43. For most people, the pain from kidney stones is not from passing the stone. Rather, it's from the stone making its way from the kidney down the ureter towards the bladder, causing muscle spasms. Most stones pass from the bladder out of urine relatively pain-free.


44. Ferrari's famous "prancing horse" logo was coined because one of Enzo Ferrari's best friends gave him a necklace with a prancing horse just before taking off and then getting shot down in a World War 1 dogfight over the Isonzo Front.


45. Newspaper cleans windows better than microfiber rags and paper towels.


46Peter Kropotkin

Peter Kropotkin

Anarchist thinker Peter Kropotkin was a military officer turned geologist. In 1871, he explored the glacial deposits of Finland and Sweden. In 1873, he published a map and paper in which he showed that the existing maps entirely misrepresented the physical features of Asia.


47. "Wolf Tree" is the term used to describe trees that were not cut down during deforestation and left to grow in the new growth forests of New England.

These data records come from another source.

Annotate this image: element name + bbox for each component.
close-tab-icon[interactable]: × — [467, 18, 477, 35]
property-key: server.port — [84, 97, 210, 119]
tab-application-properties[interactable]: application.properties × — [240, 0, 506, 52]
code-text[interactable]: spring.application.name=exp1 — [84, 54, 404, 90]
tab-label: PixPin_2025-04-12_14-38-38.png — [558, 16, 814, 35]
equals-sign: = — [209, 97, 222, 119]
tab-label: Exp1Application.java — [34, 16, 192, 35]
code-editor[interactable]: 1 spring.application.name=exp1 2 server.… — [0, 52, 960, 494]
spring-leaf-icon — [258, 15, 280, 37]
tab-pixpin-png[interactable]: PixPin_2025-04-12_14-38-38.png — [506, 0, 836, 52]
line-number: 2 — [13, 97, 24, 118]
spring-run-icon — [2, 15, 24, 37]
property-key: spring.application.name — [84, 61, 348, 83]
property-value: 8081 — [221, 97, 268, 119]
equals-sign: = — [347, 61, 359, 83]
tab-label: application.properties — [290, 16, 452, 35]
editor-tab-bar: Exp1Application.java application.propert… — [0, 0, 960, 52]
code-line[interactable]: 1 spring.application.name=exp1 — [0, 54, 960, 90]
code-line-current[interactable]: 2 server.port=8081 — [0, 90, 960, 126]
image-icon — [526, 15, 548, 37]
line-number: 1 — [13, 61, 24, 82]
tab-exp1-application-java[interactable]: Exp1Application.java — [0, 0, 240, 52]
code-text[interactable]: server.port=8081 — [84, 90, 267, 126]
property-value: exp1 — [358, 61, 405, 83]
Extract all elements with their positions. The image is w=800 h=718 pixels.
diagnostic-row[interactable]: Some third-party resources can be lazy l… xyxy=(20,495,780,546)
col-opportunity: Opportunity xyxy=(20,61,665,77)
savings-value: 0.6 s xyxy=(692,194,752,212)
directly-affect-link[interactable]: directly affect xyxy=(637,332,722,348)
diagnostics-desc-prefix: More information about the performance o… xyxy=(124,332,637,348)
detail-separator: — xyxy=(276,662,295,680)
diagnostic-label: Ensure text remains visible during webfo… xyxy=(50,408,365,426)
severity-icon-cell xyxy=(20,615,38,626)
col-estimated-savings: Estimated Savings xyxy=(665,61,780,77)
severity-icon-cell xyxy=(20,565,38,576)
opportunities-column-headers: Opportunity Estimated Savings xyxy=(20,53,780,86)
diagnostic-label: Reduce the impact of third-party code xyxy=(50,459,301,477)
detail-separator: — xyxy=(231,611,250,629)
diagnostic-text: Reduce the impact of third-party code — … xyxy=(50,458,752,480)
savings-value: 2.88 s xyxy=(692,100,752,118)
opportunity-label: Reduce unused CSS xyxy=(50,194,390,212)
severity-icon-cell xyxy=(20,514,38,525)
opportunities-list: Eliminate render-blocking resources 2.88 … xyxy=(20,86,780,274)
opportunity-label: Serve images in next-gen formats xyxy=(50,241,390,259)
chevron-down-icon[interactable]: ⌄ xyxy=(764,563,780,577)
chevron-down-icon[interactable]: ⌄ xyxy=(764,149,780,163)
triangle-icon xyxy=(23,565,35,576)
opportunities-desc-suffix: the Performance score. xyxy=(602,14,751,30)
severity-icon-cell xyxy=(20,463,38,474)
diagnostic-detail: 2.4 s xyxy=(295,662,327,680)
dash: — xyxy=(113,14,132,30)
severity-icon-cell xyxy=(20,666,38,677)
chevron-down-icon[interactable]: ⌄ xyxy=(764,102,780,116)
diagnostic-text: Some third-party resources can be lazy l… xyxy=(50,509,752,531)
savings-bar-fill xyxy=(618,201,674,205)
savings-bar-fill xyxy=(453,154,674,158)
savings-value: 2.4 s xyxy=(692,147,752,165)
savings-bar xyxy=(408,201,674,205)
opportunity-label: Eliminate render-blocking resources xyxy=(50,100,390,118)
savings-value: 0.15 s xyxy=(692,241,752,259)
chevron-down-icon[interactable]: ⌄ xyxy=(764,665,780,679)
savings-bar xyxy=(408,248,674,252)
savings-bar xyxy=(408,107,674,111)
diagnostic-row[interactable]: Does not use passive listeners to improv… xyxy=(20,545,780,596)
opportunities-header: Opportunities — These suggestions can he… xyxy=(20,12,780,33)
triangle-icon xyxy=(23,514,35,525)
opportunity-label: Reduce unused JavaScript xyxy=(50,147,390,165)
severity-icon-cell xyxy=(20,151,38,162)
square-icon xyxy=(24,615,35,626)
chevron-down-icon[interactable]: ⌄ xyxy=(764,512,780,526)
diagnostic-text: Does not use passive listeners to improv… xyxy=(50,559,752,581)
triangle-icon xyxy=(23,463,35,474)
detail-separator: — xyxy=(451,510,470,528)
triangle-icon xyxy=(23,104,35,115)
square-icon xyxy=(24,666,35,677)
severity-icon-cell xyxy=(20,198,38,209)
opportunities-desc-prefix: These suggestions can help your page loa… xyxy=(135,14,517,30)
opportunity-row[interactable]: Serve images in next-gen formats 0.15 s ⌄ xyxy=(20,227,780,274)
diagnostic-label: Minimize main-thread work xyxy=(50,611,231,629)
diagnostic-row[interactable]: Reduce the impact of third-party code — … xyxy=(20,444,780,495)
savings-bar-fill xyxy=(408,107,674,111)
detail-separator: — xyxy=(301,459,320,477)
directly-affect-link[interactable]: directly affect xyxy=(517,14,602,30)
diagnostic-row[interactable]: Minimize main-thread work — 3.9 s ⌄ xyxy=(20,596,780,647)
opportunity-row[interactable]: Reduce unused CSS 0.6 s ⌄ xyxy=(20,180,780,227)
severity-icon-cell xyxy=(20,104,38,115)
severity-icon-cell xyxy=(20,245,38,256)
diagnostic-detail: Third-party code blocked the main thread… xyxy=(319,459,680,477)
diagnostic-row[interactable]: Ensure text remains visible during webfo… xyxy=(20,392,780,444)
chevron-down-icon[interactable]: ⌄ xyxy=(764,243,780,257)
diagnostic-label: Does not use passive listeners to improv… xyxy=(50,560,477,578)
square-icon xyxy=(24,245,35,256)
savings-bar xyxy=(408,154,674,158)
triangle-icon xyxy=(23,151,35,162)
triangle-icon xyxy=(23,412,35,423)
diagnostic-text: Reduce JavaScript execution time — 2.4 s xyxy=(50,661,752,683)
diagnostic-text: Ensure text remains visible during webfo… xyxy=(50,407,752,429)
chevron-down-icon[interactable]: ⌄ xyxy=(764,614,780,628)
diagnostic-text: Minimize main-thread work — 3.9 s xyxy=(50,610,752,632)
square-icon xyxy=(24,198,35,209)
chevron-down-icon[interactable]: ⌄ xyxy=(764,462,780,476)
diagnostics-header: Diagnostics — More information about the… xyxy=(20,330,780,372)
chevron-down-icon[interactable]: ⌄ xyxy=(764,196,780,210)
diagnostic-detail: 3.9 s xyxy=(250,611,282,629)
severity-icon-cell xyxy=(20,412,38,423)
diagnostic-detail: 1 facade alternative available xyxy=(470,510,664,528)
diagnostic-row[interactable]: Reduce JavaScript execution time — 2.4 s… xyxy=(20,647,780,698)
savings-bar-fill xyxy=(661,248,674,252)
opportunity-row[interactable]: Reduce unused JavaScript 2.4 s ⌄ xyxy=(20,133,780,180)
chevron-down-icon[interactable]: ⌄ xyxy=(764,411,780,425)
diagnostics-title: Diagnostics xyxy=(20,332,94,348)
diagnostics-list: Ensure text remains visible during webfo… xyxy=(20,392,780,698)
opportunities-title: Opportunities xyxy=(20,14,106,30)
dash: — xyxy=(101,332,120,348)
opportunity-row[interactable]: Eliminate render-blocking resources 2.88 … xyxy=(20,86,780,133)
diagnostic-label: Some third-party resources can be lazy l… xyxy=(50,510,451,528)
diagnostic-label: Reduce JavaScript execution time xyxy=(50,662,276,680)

48. Przewalski's horses are the only wild horses left in the world. The "wild" horses that abound in Australia and North America's western plains and East Coast barrier islands are actually feral domestic horses that escaped from ranches and farms and returned to the wild. 


49. The production of the movie "The Island of Dr. Moreau" was so insanely difficult that it inspired a documentary called “Lost Soul”. The director hated Val Kilmer so much that he said “Even if I was directing a film called The Life of Val Kilmer, I wouldn’t have that prick in it.”


50. Child actor Bobby Driscoll (Peter Pan and other Disney classics) is buried as an unknown vagrant in a mass grave on Hart Island (NYC) and was only identified after his mother, who thought he was still alive, matched his fingerprints to a burial record.